Robert S. Levine

Robert S. Levine

Fellow: Awarded 2012
Field of Study: American Literature

Competition: US & Canada

University of Maryland

From the late 1970s to the present, I have been passionate about doing interdisciplinary cultural and historical work on nineteenth-century American literature. There have been broad consistencies in my career, and re-energizing shifts and surprises, particularly the move that I made in the early 1990s into African American literary studies, while retaining my interests in Melville, Hawthorne, and other key nineteenth-century writers. My current book project on Frederick Douglass, “The Lives of Frederick Douglass,” which aspires to offer a cultural history of how Douglass’s life has been conceived over the past 170 years, draws on a longstanding fascination with Douglass. My first Douglass essay appeared in 1991; my first book with a focus on Douglass appeared in 1997; and my most recent essays and books with a Douglass focus were published between 2008 and 2010. As part of my interest in making more of Douglass’s writings available to 21st-century readers, I added new texts to the Douglass section in The Norton Anthology of American Literature, 1820–1865, which I edit, and I have recently joined the team working on the Douglass Papers and, with John Stauffer, will be coediting two volumes for Yale University Press’s Frederick Douglass Papers, including a classroom edition of Douglass’s novella, “The Heroic Slave.”
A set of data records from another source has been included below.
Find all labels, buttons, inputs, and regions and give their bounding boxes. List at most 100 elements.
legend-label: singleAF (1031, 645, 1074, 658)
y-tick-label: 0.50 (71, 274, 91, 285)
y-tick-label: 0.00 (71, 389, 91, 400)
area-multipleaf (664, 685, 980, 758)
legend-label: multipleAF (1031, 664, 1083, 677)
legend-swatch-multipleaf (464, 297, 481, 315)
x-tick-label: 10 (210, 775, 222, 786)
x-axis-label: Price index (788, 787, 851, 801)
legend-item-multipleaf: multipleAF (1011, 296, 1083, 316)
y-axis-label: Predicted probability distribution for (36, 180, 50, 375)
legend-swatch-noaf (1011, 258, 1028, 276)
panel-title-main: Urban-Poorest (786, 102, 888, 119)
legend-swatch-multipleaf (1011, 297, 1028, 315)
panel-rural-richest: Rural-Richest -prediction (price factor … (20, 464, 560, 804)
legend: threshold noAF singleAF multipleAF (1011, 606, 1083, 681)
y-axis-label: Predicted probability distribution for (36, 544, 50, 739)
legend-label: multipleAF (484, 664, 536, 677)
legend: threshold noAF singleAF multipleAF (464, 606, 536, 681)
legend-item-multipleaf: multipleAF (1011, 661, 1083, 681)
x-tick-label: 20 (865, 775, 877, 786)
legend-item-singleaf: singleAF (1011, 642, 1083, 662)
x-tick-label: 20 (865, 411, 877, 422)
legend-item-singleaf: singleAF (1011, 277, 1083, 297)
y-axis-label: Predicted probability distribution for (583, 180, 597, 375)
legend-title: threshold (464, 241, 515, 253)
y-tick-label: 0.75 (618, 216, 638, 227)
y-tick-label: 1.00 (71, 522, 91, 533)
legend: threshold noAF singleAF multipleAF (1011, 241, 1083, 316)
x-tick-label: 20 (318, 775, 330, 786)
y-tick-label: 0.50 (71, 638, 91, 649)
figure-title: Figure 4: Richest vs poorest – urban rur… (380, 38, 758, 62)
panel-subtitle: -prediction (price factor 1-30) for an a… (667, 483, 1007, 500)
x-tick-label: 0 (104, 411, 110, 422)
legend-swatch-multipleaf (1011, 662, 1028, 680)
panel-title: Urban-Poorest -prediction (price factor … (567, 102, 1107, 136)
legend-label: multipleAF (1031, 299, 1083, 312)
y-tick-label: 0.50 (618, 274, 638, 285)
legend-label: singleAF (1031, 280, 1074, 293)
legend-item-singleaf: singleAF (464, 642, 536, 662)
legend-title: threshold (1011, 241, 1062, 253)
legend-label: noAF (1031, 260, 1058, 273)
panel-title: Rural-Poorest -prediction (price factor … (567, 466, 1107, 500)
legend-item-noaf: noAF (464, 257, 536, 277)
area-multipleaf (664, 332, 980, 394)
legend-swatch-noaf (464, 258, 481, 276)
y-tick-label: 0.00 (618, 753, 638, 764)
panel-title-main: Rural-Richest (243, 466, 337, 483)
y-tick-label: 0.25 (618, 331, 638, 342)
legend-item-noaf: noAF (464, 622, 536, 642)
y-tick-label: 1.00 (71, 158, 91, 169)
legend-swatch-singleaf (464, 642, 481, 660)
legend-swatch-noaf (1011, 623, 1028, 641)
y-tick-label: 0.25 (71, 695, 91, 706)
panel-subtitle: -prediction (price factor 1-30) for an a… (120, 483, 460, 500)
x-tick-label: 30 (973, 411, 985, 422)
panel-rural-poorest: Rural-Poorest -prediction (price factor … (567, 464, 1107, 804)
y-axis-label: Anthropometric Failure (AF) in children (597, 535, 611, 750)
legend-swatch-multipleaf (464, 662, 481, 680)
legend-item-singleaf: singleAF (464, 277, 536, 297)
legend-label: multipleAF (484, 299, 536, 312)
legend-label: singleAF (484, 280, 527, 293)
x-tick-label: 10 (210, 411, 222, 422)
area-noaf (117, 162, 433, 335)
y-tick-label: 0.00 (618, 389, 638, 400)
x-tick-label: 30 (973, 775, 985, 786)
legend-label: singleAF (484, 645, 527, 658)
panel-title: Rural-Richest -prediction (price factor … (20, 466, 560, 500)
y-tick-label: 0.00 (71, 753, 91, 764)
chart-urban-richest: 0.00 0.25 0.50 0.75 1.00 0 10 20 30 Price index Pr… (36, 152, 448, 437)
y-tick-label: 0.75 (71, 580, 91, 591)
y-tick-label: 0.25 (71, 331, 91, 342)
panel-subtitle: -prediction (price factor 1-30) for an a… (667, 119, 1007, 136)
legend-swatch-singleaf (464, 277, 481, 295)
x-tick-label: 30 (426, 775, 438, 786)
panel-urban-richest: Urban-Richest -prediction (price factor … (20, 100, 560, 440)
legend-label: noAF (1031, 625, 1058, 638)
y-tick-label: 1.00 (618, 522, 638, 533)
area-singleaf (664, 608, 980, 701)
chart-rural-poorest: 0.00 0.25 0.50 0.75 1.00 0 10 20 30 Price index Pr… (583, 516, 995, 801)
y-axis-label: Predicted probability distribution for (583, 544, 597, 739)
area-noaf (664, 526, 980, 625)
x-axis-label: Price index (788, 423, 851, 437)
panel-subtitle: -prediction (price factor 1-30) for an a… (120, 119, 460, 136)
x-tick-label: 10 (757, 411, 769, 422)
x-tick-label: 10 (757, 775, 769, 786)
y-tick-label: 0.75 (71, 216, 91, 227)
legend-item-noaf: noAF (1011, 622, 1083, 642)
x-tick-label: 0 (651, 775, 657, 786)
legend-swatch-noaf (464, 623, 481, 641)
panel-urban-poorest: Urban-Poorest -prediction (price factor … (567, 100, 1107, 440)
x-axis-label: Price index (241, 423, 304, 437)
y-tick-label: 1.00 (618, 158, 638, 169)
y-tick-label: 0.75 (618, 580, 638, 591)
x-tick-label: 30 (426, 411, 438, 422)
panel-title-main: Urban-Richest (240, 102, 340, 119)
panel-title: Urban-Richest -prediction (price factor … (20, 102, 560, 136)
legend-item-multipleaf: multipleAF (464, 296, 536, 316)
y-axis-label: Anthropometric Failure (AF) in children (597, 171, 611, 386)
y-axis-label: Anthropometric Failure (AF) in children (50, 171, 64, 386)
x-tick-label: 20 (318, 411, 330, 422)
I am Professor of English and Distinguished-Scholar Teacher at the University of Maryland, College Park. My books include Conspiracy and Romance: Studies in Brockden Brown, Cooper, Hawthorne, and Melville (1989), Martin Delany, Frederick Douglass, and the Politics of Representative Identity (1997), and Dislocating Race and Nation: Episodes in Nineteenth-Century American Literary Nationalism (2008). I also very much enjoy editing essay collections and books, and have a particular interest in making lesser-known authors and texts available to wider audiences. Recent editions include Hemispheric American Studies (2008), coedited with Caroline Levander; Frederick Douglass and Herman Melville: Essays in Relation (2008), coedited with Samuel Otter; a Bedford Cultural Edition of William Wells Brown’s Clotel (2nd edition, 2011); and The Works of James M. Whitfield: “America” and Other Writings by a Nineteenth-Century African American Poet (2011), coedited with Ivy Wilson. I serve on the editorial boards of American Literary History; Leviathan: A Journal of Melville Studies; ESQ: A Journal of the American  Renaissance; Authorship; The Frederick Douglass Papers; and The Nathaniel Hawthorne Review; and I was recently named the new General Editor of the five-volume The Norton Anthology of American Literature.